…of machine sentience. Of course the Wikipedia entry speaks merely of “a test of a machine's ability to exhibit intelligent behavior” (emphasis added), and perhaps I’m splitting hairs here, but I draw a distinction between exhibiting something and manifesting it. I think that during the next few years we are going to see astonishing prodigies of machine intelligences persuasively simulating “intelligent behavior” in contexts increasingly broader, but to the extent that these feats manifest sentience, it will be the sentience of teams of gifted and hardworking programmers and engineers.

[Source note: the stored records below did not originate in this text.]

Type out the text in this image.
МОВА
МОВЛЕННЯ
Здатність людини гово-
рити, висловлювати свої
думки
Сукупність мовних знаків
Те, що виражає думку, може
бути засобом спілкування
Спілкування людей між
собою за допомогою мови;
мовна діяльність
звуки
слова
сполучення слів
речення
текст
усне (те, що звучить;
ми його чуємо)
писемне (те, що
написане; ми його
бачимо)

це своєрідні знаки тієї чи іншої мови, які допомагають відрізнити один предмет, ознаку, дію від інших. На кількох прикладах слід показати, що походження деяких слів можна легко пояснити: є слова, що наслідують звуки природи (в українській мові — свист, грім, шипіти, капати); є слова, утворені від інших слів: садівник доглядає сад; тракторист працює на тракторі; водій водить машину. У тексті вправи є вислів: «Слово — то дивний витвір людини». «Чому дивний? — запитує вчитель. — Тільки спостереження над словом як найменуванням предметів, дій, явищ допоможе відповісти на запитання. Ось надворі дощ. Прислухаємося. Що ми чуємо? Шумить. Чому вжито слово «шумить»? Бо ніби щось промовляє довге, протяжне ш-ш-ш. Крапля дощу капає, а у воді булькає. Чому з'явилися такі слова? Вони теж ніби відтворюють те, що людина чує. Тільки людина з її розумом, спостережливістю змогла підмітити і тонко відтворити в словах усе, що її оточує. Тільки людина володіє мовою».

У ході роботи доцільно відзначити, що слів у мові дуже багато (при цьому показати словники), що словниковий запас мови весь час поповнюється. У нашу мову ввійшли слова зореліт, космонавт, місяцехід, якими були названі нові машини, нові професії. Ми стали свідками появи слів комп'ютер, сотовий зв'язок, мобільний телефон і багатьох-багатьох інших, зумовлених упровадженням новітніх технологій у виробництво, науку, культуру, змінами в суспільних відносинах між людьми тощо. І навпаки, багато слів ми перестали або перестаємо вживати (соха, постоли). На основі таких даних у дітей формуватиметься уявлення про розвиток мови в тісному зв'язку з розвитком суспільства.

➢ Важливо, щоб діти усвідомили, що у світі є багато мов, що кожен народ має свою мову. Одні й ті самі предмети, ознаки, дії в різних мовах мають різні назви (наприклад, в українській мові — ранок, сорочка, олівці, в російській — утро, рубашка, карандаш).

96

This being said, I do not in the least deprecate what these teams have accomplished. I’m inclined to agree with the authors of the referenced article that this salient of research and development will not itself lead to machine sentience, but I believe that it will prove ultimately to be one of the major tributaries feeding into the realization of that goal, should human industrial/technological civilization endure long enough to produce this. And I do believe that the goal is feasible, that there is nothing that meatware can do in this line that can’t be matched inorganically.

It’s odd to be approaching a decade, the 2020s, that a few of us here are unlikely to ride to its end. I’ll never know the Martian equivalent of Neil Armstrong, but I’ve seen detailed pictures of what Neil—or Nell—will see. I’ve looked upon images of the gas and ice giants, to say nothing of Pluto, that planetary astronomers of the 1950s would have given their left nuts to examine. And while I don’t expect I’ll see a better-housebroken version of HAL 9000, I believe that (with the caveat noted above), something very like it will emerge before my youngest collateral relatives have reached middle age, and I’ll predict further that this machine intelligence, likely a distributed emergent phenomenon, will have existed for a few years before anyone becomes aware of it.